Joshua Napper, 25, son of Scott and Pam Napper of Salem Center, was killed in the explosion at the mine, as were his uncle Timmy Davis, Sr., 51, and a cousin, Cory Davis, 20.

Napper was a 2002 graduate of Meigs High School and went on to Hocking College in Nelsonville, Ohio, graduating from there with an LPN degree. He was employed at the Hickory Creek Nursing and Rehabilitation Center on The Plains until a few months ago when he left to pursue a career in the coal mining industry.

Napper was described by his cousin Timmy Davis, Jr., as a hulking man with a simple claim to fame: He could bench press more than 500 pounds.

“If there was any way he could, he could have moved half that mountain,” said Davis, whose father Timmy, Sr., died in the disaster. “That’s about all he did was lift weights.”

“He made decent money in Ohio,” Davis added. “He just knew it was more money underground.
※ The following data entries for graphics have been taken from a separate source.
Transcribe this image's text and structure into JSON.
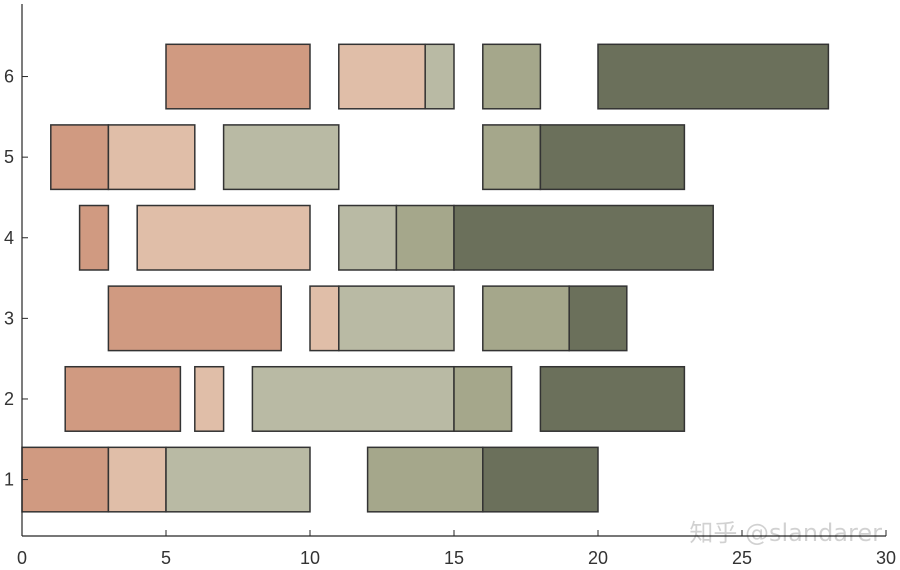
{
  "chart_data": {
    "type": "bar",
    "orientation": "horizontal",
    "title": "",
    "xlabel": "",
    "ylabel": "",
    "xlim": [
      0,
      30
    ],
    "ylim": [
      0.3,
      6.9
    ],
    "xticks": [
      0,
      5,
      10,
      15,
      20,
      25,
      30
    ],
    "yticks": [
      1,
      2,
      3,
      4,
      5,
      6
    ],
    "grid": false,
    "legend": "none",
    "colors": [
      "#d09a81",
      "#e0bea8",
      "#b9baa4",
      "#a5a78b",
      "#6b705b"
    ],
    "bar_stroke": "#333333",
    "segments": [
      {
        "row": 1,
        "start": 0,
        "end": 3,
        "color_index": 0
      },
      {
        "row": 1,
        "start": 3,
        "end": 5,
        "color_index": 1
      },
      {
        "row": 1,
        "start": 5,
        "end": 10,
        "color_index": 2
      },
      {
        "row": 1,
        "start": 12,
        "end": 16,
        "color_index": 3
      },
      {
        "row": 1,
        "start": 16,
        "end": 20,
        "color_index": 4
      },
      {
        "row": 2,
        "start": 1.5,
        "end": 5.5,
        "color_index": 0
      },
      {
        "row": 2,
        "start": 6,
        "end": 7,
        "color_index": 1
      },
      {
        "row": 2,
        "start": 8,
        "end": 15,
        "color_index": 2
      },
      {
        "row": 2,
        "start": 15,
        "end": 17,
        "color_index": 3
      },
      {
        "row": 2,
        "start": 18,
        "end": 23,
        "color_index": 4
      },
      {
        "row": 3,
        "start": 3,
        "end": 9,
        "color_index": 0
      },
      {
        "row": 3,
        "start": 10,
        "end": 11,
        "color_index": 1
      },
      {
        "row": 3,
        "start": 11,
        "end": 15,
        "color_index": 2
      },
      {
        "row": 3,
        "start": 16,
        "end": 19,
        "color_index": 3
      },
      {
        "row": 3,
        "start": 19,
        "end": 21,
        "color_index": 4
      },
      {
        "row": 4,
        "start": 2,
        "end": 3,
        "color_index": 0
      },
      {
        "row": 4,
        "start": 4,
        "end": 10,
        "color_index": 1
      },
      {
        "row": 4,
        "start": 11,
        "end": 13,
        "color_index": 2
      },
      {
        "row": 4,
        "start": 13,
        "end": 15,
        "color_index": 3
      },
      {
        "row": 4,
        "start": 15,
        "end": 24,
        "color_index": 4
      },
      {
        "row": 5,
        "start": 1,
        "end": 3,
        "color_index": 0
      },
      {
        "row": 5,
        "start": 3,
        "end": 6,
        "color_index": 1
      },
      {
        "row": 5,
        "start": 7,
        "end": 11,
        "color_index": 2
      },
      {
        "row": 5,
        "start": 16,
        "end": 18,
        "color_index": 3
      },
      {
        "row": 5,
        "start": 18,
        "end": 23,
        "color_index": 4
      },
      {
        "row": 6,
        "start": 5,
        "end": 10,
        "color_index": 0
      },
      {
        "row": 6,
        "start": 11,
        "end": 14,
        "color_index": 1
      },
      {
        "row": 6,
        "start": 14,
        "end": 15,
        "color_index": 2
      },
      {
        "row": 6,
        "start": 16,
        "end": 18,
        "color_index": 3
      },
      {
        "row": 6,
        "start": 20,
        "end": 28,
        "color_index": 4
      }
    ]
  },
  "watermark": "知乎 @slandarer"
}
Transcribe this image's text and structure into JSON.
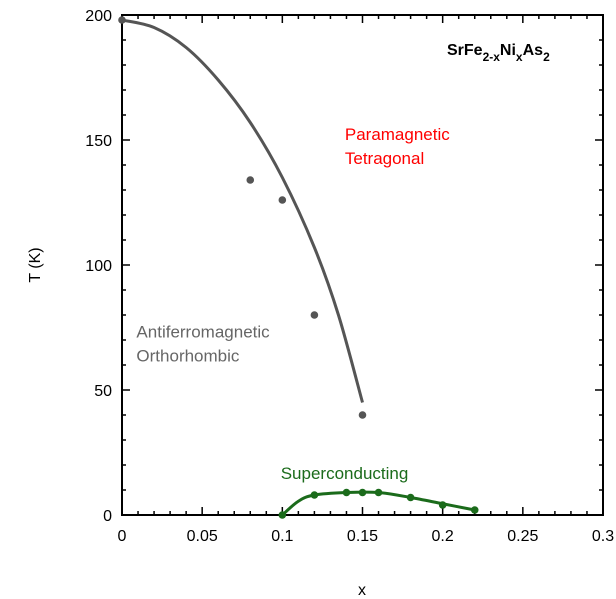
{
  "chart_data": {
    "type": "scatter",
    "title": "",
    "xlabel": "x",
    "ylabel": "T (K)",
    "xlim": [
      0,
      0.3
    ],
    "ylim": [
      0,
      200
    ],
    "x_ticks": [
      "0",
      "0.05",
      "0.1",
      "0.15",
      "0.2",
      "0.25",
      "0.3"
    ],
    "y_ticks": [
      "0",
      "50",
      "100",
      "150",
      "200"
    ],
    "grid": false,
    "compound": {
      "parts": [
        {
          "text": "SrFe",
          "sub": false
        },
        {
          "text": "2-x",
          "sub": true
        },
        {
          "text": "Ni",
          "sub": false
        },
        {
          "text": "x",
          "sub": true
        },
        {
          "text": "As",
          "sub": false
        },
        {
          "text": "2",
          "sub": true
        }
      ]
    },
    "series": [
      {
        "color": "#555555",
        "points": [
          [
            0,
            198
          ],
          [
            0.08,
            134
          ],
          [
            0.1,
            126
          ],
          [
            0.12,
            80
          ],
          [
            0.15,
            40
          ]
        ],
        "curve": [
          [
            0,
            198
          ],
          [
            0.02,
            195
          ],
          [
            0.04,
            187
          ],
          [
            0.06,
            174
          ],
          [
            0.08,
            157
          ],
          [
            0.1,
            135
          ],
          [
            0.12,
            107
          ],
          [
            0.135,
            80
          ],
          [
            0.15,
            45
          ]
        ]
      },
      {
        "color": "#1b6b1b",
        "points": [
          [
            0.1,
            0
          ],
          [
            0.12,
            8
          ],
          [
            0.14,
            9
          ],
          [
            0.15,
            9
          ],
          [
            0.16,
            9
          ],
          [
            0.18,
            7
          ],
          [
            0.2,
            4
          ],
          [
            0.22,
            2
          ]
        ],
        "curve": [
          [
            0.1,
            0
          ],
          [
            0.11,
            5.5
          ],
          [
            0.12,
            8
          ],
          [
            0.14,
            9
          ],
          [
            0.16,
            9
          ],
          [
            0.18,
            7
          ],
          [
            0.2,
            4.5
          ],
          [
            0.22,
            2
          ]
        ]
      }
    ],
    "annotations": [
      {
        "lines": [
          "Paramagnetic",
          "Tetragonal"
        ],
        "color": "#ff0000",
        "x": 0.139,
        "y": 150
      },
      {
        "lines": [
          "Antiferromagnetic",
          "Orthorhombic"
        ],
        "color": "#666666",
        "x": 0.009,
        "y": 71
      },
      {
        "lines": [
          "Superconducting"
        ],
        "color": "#1b6b1b",
        "x": 0.099,
        "y": 14.5
      }
    ]
  }
}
He came here for the money.”

Napper lived in Giles, W.Va., with his grandparents and spent his days off with his infant daughter, Davis said.

High levels of dangerous methane gas made it impossible for rescuers to venture inside a coal mine Wednesday to search for survivors of an explosion that killed 25 workers.

Crews drilled holes to release the gas, but by late afternoon the levels remained far too high for searchers to safely enter the Upper Big Branch mine to look for four people missing in the worst U.S. mining accident in more than two decades. They could not say when they might be able to go in.

Workers wanted to drill another hole so they could lower a camera into an airtight rescue chamber to see if anyone had managed to get inside, Kevin Stricklin of the Mine Safety and Health Administration said at a briefing Wednesday.

“If we’re going to send a rescue team, we have to say it’s safe for them to go in there,” Stricklin said. “We want the air to be clear enough to let them go without being in smoke.”

The disaster has brought new scrutiny for mine owner Massey Energy Co., which has been repeatedly cited for problems with the system that ventilates explosive methane gas and for allowing combustible dust to build up. The federal mine agency on Wednesday appointed a special team of investigators to look into the blast, which officials said may have been caused by a buildup of methane.

Like many other mine operators, Massey frequently sidesteps hefty fines by aggressively appealing safety violations at the mine, according to an Associated Press analysis of mine safety records.

Rescuers hoped the four miners might somehow have reached a chamber where they could survive for four days, though they acknowledged the odds were against them. Rescuers banged on a drill pipe for about 15 minutes after the first hole was complete but got no response.